The region’s flagship theater announced Wednesday that it had hired a new managing director and development director, both critical roles on the theater’s five-person senior management team.
James Haskins, managing director of the Wilma Theater in Philadelphia, will take the same title at the Guthrie. A former actor, director and dramaturge, the Gettysburg, Pa., native has worked at several theaters across the U.S., including New York City’s Circle Repertory Company and Seattle’s Group Theatre. Praised by Guthrie artistic director Joseph Haj as a “thoughtful and compelling thinker and communicator,” Haskins will join the Guthrie on March 25.
Incoming development director Mollie Alexander Hogan will beat Haskins to the theater by a week, starting her new job March 18. Currently in the same role at Kansas City Repertory Theatre, the native Kentuckian also worked in arts administrations at Chicago’s About Face Theatre and Hubbard Street Dance. The hiring committee was especially impressed by her “strategic thinking, drive and data-driven approach,” Haj said.

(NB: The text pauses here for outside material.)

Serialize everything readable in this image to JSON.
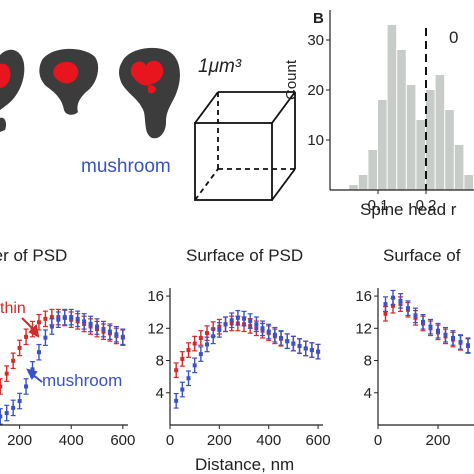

Both the development and managing director positions have been vacant since Danielle St. Germain-Gordon left the former job in May and Jennifer Bielstein left the latter position in June. Another member of the Guthrie leadership team, production director David Stewart, also resigned last summer. Rebecca Cribbin was hired to replace him in December.
Management Consultants for the Arts, the national firm the Guthrie used for both hires, recruited about a dozen candidates for each role. Haj met with seven candidates for both titles, with four or five finalists in each position visiting the theater to meet with board members and staff.
According to Haj, one complicating factor in recruiting senior managers was an unprecedented number of theater leaders departing their jobs in recent years. “The field has never seen this much transition in the 70-year history of the not-for-profit theater movement,” Haj said by phone while vacationing in Florida.
On the upside, he added, the theater’s search for new leaders confirmed that the Guthrie remains “among a handful of theaters people desire to work for.”